Manoj Saxena, founder and executive chairman of Responsible AI Institute, says the partnerships open new doors for revenue generation on both sides. “I think there is a massive opportunity for revenue,” Saxena says. “These companies create content and with a partnership with OpenAI, it’s a great way for them to start getting some credit and start getting some value -- but that’s just the starting piece.”
In return, OpenAI gets better content with more access to expert input. “What the LLMs have done is trained on all of the internet stuff. And who creates most of the internet stuff? The average person -- so whatever elements are there today are representations of the average person in the world. That was just the first level … the second level is superhuman level, and third level is ultrahuman.”

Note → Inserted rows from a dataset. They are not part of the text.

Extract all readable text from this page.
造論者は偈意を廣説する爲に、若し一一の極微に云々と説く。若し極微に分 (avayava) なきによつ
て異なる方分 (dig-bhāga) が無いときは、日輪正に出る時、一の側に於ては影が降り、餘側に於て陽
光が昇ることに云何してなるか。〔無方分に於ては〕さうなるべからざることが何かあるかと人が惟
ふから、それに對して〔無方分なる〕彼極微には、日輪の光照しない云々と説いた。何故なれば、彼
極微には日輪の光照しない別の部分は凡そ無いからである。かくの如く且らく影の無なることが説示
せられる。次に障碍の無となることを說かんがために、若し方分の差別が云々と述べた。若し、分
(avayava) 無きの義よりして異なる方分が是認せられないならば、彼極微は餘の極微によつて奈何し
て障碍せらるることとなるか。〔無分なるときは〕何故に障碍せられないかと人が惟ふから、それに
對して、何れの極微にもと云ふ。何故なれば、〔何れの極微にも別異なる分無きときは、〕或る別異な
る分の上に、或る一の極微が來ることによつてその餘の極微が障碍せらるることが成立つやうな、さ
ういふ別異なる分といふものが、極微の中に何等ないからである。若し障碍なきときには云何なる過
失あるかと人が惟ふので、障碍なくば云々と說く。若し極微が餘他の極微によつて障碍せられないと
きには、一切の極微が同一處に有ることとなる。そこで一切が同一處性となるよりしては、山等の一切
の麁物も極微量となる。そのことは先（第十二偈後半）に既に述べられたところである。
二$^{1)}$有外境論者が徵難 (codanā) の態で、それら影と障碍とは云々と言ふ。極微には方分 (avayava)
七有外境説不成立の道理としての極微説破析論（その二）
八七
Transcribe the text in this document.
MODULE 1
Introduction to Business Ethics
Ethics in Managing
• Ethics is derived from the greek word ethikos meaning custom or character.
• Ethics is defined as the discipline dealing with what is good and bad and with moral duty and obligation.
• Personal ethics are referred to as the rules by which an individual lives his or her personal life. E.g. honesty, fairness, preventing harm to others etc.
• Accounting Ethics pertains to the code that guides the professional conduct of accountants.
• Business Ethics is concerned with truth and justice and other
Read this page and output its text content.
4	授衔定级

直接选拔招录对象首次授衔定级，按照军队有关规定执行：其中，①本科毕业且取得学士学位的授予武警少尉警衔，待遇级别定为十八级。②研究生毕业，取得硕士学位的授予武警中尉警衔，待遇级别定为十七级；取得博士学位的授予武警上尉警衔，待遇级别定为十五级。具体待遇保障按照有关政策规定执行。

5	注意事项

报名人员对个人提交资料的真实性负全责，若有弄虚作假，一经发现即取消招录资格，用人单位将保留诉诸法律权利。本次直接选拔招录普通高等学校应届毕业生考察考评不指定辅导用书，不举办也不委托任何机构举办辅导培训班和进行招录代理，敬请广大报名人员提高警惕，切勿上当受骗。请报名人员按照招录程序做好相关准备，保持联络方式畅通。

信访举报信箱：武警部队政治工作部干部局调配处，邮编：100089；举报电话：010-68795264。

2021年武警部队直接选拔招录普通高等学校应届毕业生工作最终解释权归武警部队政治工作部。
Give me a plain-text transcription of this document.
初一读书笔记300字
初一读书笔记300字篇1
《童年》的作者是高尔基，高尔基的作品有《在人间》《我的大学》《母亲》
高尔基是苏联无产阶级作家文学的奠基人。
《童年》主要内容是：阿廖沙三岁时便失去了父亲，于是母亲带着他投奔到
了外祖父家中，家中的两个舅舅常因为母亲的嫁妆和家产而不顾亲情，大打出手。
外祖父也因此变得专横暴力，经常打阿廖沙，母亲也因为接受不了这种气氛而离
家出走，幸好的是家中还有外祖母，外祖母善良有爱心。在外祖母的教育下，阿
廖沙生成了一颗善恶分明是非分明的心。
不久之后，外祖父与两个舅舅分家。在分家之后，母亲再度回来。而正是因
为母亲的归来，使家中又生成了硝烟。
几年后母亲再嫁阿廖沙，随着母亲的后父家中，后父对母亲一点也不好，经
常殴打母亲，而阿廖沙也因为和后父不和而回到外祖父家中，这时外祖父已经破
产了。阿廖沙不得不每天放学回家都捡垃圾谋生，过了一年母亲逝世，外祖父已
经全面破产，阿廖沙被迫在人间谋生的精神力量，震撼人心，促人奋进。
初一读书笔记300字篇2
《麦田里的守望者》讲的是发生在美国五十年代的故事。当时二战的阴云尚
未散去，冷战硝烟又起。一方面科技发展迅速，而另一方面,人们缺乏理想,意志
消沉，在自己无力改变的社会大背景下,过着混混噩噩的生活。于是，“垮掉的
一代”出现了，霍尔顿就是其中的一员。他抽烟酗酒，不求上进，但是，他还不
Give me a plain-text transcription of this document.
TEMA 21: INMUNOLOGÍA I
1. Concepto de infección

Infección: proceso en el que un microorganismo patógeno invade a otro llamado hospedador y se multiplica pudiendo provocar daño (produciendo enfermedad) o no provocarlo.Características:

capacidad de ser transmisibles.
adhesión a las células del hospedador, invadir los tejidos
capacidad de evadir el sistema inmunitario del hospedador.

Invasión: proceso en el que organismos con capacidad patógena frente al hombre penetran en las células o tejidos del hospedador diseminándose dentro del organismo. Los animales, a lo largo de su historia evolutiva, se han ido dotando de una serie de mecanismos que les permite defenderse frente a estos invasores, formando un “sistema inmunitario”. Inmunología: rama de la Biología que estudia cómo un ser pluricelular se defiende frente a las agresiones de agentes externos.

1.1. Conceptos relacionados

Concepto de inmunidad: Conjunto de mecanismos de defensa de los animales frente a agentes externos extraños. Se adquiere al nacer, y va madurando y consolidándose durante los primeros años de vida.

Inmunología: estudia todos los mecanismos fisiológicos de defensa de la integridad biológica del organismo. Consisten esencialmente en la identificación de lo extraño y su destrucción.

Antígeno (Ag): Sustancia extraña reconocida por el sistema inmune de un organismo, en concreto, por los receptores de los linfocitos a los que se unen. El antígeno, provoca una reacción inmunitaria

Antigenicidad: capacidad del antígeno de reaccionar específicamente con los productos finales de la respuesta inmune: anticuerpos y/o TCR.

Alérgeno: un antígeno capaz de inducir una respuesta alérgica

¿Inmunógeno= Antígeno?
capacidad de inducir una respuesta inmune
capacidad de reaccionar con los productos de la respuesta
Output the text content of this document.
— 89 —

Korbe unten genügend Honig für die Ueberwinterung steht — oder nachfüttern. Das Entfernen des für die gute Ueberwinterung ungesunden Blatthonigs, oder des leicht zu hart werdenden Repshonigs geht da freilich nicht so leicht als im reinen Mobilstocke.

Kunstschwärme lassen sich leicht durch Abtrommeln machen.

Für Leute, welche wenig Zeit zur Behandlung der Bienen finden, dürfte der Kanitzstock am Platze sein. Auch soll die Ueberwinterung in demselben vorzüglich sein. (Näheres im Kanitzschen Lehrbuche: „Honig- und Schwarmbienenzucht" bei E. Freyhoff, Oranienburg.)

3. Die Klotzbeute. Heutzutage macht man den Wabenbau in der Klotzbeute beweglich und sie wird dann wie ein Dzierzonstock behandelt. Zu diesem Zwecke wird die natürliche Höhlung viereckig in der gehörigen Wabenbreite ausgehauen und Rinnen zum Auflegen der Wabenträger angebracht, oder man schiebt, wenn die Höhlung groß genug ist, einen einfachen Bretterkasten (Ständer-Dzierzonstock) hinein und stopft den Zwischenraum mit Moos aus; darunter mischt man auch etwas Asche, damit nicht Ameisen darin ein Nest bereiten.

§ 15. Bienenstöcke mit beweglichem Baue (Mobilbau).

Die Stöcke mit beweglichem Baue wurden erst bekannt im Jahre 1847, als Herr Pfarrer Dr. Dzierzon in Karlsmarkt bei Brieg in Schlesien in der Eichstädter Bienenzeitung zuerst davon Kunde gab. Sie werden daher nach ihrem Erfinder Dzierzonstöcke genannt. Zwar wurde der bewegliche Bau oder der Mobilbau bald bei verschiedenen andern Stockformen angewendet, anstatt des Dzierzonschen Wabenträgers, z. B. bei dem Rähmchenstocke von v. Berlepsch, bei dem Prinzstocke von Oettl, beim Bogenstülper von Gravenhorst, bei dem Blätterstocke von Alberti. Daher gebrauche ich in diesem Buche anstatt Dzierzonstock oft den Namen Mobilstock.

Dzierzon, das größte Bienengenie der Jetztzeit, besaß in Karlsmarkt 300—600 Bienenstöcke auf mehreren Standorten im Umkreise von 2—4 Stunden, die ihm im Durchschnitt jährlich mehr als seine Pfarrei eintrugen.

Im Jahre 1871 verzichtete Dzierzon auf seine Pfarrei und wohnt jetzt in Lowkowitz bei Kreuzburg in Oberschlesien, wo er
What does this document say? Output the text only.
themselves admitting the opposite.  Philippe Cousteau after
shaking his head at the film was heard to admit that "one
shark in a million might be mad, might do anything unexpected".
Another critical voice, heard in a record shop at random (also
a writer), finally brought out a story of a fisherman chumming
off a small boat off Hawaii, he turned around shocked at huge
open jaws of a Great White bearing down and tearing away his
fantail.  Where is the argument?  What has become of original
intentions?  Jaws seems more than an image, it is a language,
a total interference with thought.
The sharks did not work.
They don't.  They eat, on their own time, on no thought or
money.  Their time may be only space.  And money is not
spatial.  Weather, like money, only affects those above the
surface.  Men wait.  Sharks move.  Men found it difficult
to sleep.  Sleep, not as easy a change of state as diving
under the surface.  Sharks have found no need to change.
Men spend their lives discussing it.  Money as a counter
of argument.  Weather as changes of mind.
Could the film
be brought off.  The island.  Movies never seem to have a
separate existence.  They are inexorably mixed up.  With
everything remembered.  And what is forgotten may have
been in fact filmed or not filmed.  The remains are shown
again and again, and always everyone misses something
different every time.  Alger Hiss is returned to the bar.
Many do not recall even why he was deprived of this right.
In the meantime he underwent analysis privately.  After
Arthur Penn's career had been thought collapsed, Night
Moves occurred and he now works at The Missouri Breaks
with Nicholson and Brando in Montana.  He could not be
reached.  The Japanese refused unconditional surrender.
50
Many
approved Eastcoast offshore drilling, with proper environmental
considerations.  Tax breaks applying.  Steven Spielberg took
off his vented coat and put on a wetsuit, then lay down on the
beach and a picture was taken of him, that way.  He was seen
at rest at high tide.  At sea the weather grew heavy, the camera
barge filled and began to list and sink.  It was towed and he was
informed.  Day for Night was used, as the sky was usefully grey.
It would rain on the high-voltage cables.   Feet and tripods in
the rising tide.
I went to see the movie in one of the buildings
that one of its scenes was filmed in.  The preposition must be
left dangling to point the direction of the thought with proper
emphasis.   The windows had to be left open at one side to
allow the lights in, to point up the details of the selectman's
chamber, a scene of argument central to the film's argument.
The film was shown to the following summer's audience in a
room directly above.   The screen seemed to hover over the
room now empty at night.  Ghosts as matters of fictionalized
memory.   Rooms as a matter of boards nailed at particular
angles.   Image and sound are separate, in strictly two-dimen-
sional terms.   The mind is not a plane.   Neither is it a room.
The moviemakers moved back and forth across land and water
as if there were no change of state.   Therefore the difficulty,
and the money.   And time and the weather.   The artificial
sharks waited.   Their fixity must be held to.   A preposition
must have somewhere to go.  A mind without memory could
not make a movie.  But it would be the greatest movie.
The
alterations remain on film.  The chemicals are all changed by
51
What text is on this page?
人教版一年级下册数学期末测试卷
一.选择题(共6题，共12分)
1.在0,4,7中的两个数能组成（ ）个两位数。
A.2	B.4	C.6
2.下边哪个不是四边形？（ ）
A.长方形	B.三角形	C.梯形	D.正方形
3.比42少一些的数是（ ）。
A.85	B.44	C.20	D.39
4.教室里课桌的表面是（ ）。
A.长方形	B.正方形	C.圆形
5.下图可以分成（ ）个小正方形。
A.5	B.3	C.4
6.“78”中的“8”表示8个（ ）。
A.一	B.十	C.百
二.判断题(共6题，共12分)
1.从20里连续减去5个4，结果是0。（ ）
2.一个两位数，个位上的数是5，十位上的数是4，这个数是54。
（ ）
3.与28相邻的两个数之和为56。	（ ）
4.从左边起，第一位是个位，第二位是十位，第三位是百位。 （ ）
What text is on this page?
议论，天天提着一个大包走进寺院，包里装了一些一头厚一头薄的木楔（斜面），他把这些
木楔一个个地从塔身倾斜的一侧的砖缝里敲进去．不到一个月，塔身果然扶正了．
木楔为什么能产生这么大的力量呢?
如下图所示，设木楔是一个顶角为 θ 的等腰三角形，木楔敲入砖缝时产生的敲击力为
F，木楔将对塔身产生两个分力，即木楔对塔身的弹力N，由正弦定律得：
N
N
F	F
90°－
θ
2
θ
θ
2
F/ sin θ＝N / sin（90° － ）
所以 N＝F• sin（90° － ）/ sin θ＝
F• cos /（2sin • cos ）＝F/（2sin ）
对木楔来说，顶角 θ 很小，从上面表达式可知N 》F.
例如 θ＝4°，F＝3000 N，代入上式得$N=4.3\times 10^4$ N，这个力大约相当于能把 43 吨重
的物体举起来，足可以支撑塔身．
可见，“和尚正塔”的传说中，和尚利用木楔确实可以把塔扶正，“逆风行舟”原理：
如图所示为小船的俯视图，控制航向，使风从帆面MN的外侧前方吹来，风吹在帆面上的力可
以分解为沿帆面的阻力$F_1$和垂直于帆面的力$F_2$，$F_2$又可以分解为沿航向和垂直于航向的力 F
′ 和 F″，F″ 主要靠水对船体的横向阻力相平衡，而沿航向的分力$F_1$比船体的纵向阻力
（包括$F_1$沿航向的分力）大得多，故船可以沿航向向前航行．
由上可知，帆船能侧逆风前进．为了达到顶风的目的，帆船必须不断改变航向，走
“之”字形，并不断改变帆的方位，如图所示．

With models trained on better content, the quality of output improves, Saxena says. With expert articles in niche publications and a deep catalog of intellectual content, GenAI models could move to the next levels of intelligence. “To me, this is just the first party of those three stages,” he says. “The nature of artificial intelligence content is going to get very enriching, very engaging, and very intimate.”
Pros and Cons for the Media Industry
While publishers will likely jump at the chance for new revenue streams, the creative talent behind the content may be trepidatious. Unions have already started pushing for worker protections around the use of AI in the newsroom.
After New York Magazine parent Vox Media entered an agreement with OpenAI in May, the magazine’s union released a statement of concern criticizing the lack of transparency around the deal.
“We know from our colleagues and from the reaction to this agreement, that AI continues to be a critical concern for our members, and our industry,” the statement said. “We are frustrated that Vox Media made this deal while actively avoiding any engagement with our proposals on AI at the bargaining table.”
Alex Mahadevan, director of Poynter’s digital media literacy project, MediaWise, says part of the problem is that not much has been publicly released about the deals. “They are getting a ton of content and we really don’t know how much that is worth,” he says. “You are giving all of this [intellectual property] to AI companies to train on. It’s hard to quantify, to know, if this is a bad deal or not. But who else is going to pay for our back archives?”
Mahadevan says while there’s trepidation about AI within media organizations, there’s also an opportunity to enhance journalists’ data gathering abilities. But the benefits should be weighed against the existential risks to creatives.
“I think unions should be concerned about publishers getting too cozy with the AI companies because it is very tantalizing to try to use these tools to shrink the amount that you’re spending on reporting,” he warns. “On the flipside, they can look at it as a positive … more money coming into the organization hopefully means we can start building the newsrooms back up that have been declining.”
For BrightEdge’s Yu, publishers stand to gain profits in the search engine market that they haven’t had access to with the old model of paid clicks and search engine optimization. “There haven’t been new equations for publishers in terms of economic models for search that have been very disruptive,” Yu says. “So, I think this is a pretty interesting opportunity for that broader ecosystem.”
And Yu thinks it’s very likely that other AI companies will follow OpenAI’s lead with media partnerships.